“Aydınlanma” aydınlattı mı?

“Aydınlanma” aydınlattı mı?

Yazıda öncelikle Immanuel Kant’ın temellerini ortaya koyduğu aydınlanma düşüncesi ifade edilmiş, ardından aydınlanma düşüncesinin uygulamasında süreç içerisinde sebep olduğu bazı olumsuz neticeler ile aydınlanmanın idealleri kıyas edilmiştir. Bu kıyaslama neticesinde aydınlanma düşüncesinin olumsuz etkilerini giderici bir takım önerilerle bir sonuç geliştirilmiştir.

Aydınlanma düşüncesi bireylerin kendi akıllarını kullanma cesareti göstermesini talep eden bir düşüncedir. Ergin olma, kişinin akıl yoluyla doğru ve yanlışı birbirinden ayırt etme kabiliyetinin gelişmesi ve yerleşmesidir. Ergin birey artık çocukluktan çıkıp yetişkinliğe geçmiş bireydir. Her ne kadar bu aşama toplumlarda çeşitli yaşlara ulaşılması ile ifade edilmişse de aslında yaştan bağımsız olarak zihinsel bir yetinin yerleşmesi aşamasıdır. İşte tam da bu nedenle toplumu oluşturan bireylerin büyük çoğunluğu ergin değildir. Aydınlanma düşüncesi her bir bireyde potansiyel olarak var olan, fakat henüz kabiliyet haline gelmemiş bu mekanizmayı harekete geçirme çabasıdır.

Aydınlanma düşüncesine göre ergin olmayan birey şayet kendi aklını başkalarının cebinden çıkarır ve bireyler üzerinde tahakküm oluşturan bütün otoriteleri reddederse ergin hale ulaşabilecektir.

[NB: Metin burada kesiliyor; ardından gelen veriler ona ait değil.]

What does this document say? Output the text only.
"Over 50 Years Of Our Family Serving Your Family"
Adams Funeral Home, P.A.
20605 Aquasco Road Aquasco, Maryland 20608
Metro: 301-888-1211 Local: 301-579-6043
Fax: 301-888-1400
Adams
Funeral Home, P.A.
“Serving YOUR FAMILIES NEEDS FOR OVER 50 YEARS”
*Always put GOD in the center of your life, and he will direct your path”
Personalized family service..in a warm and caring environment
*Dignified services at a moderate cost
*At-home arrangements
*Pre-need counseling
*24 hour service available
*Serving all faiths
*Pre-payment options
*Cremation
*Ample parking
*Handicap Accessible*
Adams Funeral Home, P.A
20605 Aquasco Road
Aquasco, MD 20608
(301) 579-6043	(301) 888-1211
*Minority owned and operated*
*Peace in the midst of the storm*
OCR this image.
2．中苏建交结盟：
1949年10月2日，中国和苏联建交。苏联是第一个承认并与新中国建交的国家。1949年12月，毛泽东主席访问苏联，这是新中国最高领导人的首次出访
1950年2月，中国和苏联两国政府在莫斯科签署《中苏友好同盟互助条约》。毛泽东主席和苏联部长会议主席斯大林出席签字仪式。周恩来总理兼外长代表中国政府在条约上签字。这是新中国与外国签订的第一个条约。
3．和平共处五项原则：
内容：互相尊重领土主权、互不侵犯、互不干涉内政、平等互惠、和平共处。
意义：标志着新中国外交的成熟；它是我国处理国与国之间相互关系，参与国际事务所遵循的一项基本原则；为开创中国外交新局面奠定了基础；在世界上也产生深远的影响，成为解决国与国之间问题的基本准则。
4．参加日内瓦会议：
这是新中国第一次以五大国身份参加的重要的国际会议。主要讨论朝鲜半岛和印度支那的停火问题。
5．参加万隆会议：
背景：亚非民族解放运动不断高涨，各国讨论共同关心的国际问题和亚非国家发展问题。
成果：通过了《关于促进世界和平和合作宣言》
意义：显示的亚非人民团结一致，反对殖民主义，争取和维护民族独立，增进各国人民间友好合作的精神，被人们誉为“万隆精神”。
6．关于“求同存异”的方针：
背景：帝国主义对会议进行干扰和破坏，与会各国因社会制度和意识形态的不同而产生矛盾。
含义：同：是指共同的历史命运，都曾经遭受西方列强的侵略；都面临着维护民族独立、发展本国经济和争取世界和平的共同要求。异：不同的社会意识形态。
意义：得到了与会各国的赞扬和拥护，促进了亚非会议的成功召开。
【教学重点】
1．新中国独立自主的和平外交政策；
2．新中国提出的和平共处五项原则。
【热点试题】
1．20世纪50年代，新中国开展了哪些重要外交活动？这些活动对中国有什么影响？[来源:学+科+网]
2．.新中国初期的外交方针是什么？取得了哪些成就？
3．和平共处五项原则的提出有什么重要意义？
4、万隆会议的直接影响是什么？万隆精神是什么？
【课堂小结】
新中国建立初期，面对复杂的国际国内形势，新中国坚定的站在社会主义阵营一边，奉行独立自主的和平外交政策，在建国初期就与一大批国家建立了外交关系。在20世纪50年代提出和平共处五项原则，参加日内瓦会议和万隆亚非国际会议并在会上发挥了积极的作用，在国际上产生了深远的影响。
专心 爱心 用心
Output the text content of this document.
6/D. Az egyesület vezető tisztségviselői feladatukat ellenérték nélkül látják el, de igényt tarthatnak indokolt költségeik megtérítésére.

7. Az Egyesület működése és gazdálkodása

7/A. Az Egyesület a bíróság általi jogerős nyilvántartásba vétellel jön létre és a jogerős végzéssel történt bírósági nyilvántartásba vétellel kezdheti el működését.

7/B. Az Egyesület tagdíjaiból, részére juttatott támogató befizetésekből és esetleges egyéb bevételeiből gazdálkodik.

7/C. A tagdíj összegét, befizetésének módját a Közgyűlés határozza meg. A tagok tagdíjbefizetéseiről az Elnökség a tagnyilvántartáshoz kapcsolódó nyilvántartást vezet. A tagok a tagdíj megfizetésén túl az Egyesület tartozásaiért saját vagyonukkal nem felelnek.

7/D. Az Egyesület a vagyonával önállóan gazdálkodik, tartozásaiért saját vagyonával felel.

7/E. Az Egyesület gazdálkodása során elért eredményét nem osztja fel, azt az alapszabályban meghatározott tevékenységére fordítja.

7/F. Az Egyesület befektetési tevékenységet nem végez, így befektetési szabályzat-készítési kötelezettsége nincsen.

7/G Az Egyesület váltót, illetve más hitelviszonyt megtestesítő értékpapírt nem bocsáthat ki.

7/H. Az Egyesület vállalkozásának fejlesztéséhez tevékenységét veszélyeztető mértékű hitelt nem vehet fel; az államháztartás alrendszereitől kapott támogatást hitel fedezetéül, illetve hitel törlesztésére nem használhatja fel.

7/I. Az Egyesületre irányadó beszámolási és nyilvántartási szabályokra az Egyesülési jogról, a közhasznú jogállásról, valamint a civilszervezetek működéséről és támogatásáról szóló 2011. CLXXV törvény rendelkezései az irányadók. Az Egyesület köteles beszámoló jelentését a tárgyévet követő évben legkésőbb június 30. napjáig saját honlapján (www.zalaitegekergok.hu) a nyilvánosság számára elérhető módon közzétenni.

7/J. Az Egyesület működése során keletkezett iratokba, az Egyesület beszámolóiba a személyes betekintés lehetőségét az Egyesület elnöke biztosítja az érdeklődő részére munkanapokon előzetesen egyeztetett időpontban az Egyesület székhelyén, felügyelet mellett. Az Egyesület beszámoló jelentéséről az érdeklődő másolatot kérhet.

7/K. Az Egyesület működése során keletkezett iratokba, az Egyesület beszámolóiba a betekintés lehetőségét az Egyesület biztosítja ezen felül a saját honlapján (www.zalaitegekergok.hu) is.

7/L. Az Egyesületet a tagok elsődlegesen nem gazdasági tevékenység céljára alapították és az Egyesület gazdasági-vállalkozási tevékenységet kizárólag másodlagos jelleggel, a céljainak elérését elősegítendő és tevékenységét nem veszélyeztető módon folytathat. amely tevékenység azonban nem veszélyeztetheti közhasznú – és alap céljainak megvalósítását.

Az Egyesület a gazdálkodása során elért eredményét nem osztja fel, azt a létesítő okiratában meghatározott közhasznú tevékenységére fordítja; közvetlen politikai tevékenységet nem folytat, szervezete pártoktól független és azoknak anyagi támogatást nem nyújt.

Ne var ki bu sürecin gerçekleşebilmesi ve toplumun kendi kendisini aydınlatabilmesi için olmazsa olmaz ve tek bir şart vardır. Bu şart toplum düzleminde özgür düşünce zemininin oluşturulması ve bireylerin kendi düşüncelerini kamu önünde herhangi bir korku ve çekince olmadan rahatlıkla ifade edebilme hürriyetinin tanınmasıdır. Bu özgürlük ortamının hazırlandığı bir toplum kesinlikle aydınlanacaktır. Zira tahakkümün hükümferma olduğu toplumlarda bile bağımsızca düşünebilen bireyler her zaman vardır. Şayet özgür bir ortam oluşturulursa, bu minval üzere fıtrata sahip olan bireyler önce kendi boyunduruklarından kurtulacaklar ve sonra çevrelerindeki bireyleri özgür düşünce ile tanıştıracaklardır. Bu yöntemle erginleşen bireylerin bulunduğu bir toplum, özgür düşünceyi engelleyen bütün mitsel inançlardan kurtulacak, şeffaf bir toplum portresi çizecek, -Kant’ın ifadesiyle- yavaş yavaş aydınlanacaklardır. Bu aydınlanma zamanla toplumun bütün katmanlarına sirayet edecek, insanlardan korkuyu kaldıracak ve aklını kendi iradesiyle kullanan insanlığı kendisinin efendisi konumuna getirecektir.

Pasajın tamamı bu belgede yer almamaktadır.